Демин питал страсть к живописи и цветам. Его квартира на Большой Садовой и дача в Пушкино напоминали оранжереи. У него было около десятка видов астр: исполинская «комета», распускавшая во все стороны яркие шелковые ленты, причудливое «грего», бурно разросшееся «страусовое перо». Гордостью Демина были «сальпиглосис» — изящные цветы различных расцветок. Хвалился он и пышными пионами, и нежными ирисами, и пахучей мичуринской розой — «царицей света».

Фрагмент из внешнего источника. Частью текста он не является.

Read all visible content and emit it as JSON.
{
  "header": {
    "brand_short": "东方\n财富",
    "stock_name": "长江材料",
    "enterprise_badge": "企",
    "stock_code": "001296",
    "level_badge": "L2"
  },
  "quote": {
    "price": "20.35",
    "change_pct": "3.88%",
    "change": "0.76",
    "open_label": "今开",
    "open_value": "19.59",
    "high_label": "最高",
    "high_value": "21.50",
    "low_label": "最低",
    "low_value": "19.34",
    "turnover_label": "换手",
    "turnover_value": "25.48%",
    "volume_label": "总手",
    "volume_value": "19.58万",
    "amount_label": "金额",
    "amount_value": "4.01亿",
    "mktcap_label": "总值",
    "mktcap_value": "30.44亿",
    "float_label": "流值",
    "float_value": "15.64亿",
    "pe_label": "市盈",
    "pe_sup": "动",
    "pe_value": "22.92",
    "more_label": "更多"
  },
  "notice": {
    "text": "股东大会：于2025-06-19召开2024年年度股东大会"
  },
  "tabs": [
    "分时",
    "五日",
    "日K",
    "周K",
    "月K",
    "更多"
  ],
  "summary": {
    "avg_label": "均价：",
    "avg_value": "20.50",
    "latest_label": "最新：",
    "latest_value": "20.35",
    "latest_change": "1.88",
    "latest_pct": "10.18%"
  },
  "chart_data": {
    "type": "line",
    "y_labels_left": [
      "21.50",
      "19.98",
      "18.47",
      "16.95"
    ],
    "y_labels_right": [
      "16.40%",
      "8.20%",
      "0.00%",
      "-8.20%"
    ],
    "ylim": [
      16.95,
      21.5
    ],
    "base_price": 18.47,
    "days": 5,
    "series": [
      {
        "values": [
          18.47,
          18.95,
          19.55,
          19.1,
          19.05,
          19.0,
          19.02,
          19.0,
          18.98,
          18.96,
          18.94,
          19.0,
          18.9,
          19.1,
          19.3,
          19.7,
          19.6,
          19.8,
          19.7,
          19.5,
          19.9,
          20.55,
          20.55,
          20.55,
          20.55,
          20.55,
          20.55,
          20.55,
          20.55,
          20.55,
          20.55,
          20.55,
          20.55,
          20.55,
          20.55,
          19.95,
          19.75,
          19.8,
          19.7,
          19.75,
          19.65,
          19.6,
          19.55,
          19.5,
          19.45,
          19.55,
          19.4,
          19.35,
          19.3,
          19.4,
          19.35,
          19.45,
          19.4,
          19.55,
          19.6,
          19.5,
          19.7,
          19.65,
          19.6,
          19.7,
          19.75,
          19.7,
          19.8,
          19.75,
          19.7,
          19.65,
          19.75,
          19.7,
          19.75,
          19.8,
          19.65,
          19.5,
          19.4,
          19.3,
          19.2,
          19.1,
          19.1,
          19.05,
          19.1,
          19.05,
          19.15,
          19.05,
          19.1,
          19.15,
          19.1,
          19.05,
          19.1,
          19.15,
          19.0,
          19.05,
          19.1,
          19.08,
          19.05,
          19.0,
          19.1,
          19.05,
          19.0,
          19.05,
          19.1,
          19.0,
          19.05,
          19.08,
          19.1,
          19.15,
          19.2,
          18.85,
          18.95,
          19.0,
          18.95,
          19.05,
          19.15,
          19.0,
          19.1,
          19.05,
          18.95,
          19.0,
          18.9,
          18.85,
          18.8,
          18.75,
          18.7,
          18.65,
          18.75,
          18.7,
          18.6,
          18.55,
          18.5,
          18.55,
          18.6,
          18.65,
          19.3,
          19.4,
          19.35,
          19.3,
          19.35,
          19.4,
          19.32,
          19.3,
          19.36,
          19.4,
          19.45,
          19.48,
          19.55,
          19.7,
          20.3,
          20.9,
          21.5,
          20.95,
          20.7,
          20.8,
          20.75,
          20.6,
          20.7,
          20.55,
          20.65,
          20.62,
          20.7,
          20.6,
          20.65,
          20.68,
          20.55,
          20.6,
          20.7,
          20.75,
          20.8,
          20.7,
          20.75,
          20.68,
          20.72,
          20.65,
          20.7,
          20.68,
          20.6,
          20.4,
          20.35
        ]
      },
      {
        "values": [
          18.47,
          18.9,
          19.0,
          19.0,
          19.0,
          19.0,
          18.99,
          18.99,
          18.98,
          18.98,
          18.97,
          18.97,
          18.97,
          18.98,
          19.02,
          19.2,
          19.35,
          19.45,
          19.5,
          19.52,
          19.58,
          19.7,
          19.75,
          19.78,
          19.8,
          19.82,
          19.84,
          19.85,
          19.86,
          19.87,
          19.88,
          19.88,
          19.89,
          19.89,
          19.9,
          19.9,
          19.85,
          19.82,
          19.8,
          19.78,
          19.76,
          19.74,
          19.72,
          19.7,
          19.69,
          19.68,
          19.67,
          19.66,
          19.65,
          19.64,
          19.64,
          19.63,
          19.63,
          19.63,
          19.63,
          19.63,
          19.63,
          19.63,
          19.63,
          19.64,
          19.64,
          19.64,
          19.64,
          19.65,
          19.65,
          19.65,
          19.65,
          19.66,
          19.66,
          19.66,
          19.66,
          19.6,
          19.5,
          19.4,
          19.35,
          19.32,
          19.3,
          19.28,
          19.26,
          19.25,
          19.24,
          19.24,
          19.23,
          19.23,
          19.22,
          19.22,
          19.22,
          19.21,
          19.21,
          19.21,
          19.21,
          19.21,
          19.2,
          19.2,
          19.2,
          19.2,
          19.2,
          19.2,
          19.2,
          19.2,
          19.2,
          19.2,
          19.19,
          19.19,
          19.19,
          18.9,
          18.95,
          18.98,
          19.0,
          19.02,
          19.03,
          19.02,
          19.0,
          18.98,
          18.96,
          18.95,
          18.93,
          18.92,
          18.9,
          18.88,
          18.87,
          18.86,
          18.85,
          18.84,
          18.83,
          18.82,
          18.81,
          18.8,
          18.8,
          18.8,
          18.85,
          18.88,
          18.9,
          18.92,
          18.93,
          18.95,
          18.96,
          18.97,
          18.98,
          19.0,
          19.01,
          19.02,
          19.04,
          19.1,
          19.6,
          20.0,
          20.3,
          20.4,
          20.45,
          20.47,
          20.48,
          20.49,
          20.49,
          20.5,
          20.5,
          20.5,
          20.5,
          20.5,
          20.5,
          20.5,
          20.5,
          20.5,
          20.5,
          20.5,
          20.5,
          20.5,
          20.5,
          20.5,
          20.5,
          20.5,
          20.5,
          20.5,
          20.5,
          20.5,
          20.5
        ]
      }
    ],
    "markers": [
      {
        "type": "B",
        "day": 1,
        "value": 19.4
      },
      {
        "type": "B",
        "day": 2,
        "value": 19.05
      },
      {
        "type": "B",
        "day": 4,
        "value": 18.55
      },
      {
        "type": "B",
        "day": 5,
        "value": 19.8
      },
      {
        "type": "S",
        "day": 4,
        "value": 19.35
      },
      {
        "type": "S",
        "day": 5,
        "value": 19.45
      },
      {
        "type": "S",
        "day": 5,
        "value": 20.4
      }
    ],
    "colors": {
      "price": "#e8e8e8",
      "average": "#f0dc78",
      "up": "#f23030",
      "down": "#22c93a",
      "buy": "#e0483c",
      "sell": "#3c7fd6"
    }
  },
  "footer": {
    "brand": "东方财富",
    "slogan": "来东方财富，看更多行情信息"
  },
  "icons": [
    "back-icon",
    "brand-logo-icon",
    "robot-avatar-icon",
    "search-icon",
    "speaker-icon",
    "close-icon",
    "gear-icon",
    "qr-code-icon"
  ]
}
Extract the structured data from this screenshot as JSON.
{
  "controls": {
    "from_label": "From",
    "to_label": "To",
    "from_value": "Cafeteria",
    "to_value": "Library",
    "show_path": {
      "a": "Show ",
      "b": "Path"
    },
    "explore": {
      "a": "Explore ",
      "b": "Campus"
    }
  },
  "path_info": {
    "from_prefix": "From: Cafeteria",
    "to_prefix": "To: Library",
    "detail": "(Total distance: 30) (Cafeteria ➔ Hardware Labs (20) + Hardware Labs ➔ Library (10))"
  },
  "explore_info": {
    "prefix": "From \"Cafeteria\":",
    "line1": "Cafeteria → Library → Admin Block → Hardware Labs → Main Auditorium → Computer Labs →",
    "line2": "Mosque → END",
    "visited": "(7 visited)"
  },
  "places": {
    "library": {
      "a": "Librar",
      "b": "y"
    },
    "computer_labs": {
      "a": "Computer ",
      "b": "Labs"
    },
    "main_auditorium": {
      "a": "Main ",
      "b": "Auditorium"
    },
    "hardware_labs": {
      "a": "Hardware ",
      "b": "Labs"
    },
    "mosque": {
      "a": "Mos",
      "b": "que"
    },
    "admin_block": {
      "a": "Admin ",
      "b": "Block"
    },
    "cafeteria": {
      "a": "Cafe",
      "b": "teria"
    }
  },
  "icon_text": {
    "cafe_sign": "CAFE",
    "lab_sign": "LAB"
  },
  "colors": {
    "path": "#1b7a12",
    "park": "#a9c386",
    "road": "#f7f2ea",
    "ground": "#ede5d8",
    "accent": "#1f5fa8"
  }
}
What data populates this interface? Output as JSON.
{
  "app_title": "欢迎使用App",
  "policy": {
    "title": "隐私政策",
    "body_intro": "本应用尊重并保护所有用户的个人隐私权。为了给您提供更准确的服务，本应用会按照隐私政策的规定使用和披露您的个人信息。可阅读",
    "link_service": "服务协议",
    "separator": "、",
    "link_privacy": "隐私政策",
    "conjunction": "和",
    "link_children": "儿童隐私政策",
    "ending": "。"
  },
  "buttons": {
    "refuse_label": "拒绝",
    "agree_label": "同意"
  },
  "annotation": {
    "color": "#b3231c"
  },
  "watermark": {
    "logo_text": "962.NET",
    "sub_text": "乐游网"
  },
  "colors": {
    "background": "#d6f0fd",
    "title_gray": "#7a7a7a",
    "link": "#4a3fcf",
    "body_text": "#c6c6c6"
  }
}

Но Владимир Федорович считал, что селекционерам предстоит немало еще поработать. Он, например, не мог смириться с тем, что многие красивейшие цветы не обладают ароматом. А как было бы хорошо, если белая водяная лилия запахла бы как магнолия или роза! Почему многие цветы цветут всего лишь несколько дней в году, а все остальное время «отдыхают»? Заставить их цвести дольше — пусть любуется на них народ! Или почему только южане наслаждаются красотами природы? Пора, давно пора увидеть розы, хризантемы, георгины, левкои в Якутске и Норильске… Демин не был бесплодным мечтателем, но пока его успехи были весьма скромны: за пятнадцать лет Владимир Федорович «приручил» к северному климату несколько видов южных роз, они могли расти теперь под Москвой… Цветам он не мог посвятить всю свою жизнь, у него было еще искусство, для которого, собственно, он и жил.
Мысль о поездке в районный городок Шелонск возникла неожиданно, случайно. Демин работал над серией этюдов «Молодость столицы», нанося на полотно двадцатипятилетние липы, «выраставшие» за одну ночь на московских улицах, оригинальные по форме клумбы и газоны в парках. Но это не были только яркие цветы или зеленые кудрявые деревья: Демину хотелось показать, каким эстетически удовлетворенным бывает человек, когда он окружен нежной, мягкой и красивой природой.